The appellants urge that they can terminate the lease and recover possession of the right of way under the rule announced in Watkins v. Balch, 41 Wash. 310, 83 Pac. 321, 3 L. R. A. (N. S.) 852; Richards v. Redelsheimer, 36 Wash. 325, 78 Pac. 934; Dorman v. Plowman, 41 Wash. 477, 83 Pac. 322, and Snyder v. Harding, 38 Wash. 666, 80 Pac. 789. A parol lease for a longer period than one year, where the lessee has taken possession with the consent of the lessor, is only voidable, and it will not be terminated at the instance of the landlord when such course would be inequitable. Watkins v. Balch, supra. As was said in that case: “This on the principle that it would be permitting the statute to perpetrate, rather than prevent, frauds.”

A strict application of the statute would in this case be a manifest injustice to the respondents. They purchased the appellants’ timber primarily for the purpose of securing the *247right of way. With the consent of the appellants they have expended a large sum of money in the construction of a logging railroad. The evidence leaves it exceedingly doubtful whether the drainage has not benefited the land in excess of the damage sustained by the graveling of which complaint is made. If timely application had been made, the graveling would have been enjoined. 30 Am. & Eng. Ency. Law (2d ed.), 293. The respondents can be required in a proper action to remove the gravel or respond in damages at the expiration of the lease.
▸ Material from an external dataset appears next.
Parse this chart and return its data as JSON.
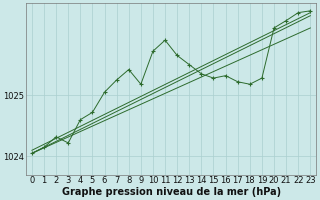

This will afford a sufficient remedy to the appellants, and will not deny the respondents the benefit of either their contract or the money which they have expended pursuant to it. The trial court had the benefit of the presence of the witnesses and presumably adopted the evidence most favorable to the respondents. However, the decree should have been in favor of the respondents for the leasehold period only. It was not so limited and, in the absence of a finding, we are not advised as to the court’s view as to the life of the lease. We do not think the respondents have established the second contract by a preponderance of the evidence. In view of the fact that the minor was fourteen years of age at the time of the making of the lease, we are impressed with the appellants’ testimony that the lease was for seven years only.

The judgment will therefore be modified so as to give the respondents the benefit of the right of way until August 1, 1913, at the yearly rental of $25. The appellants will recover their costs.

Rudkin, C. J., Fullerton, Chadwick, and Morris, JJ., concur.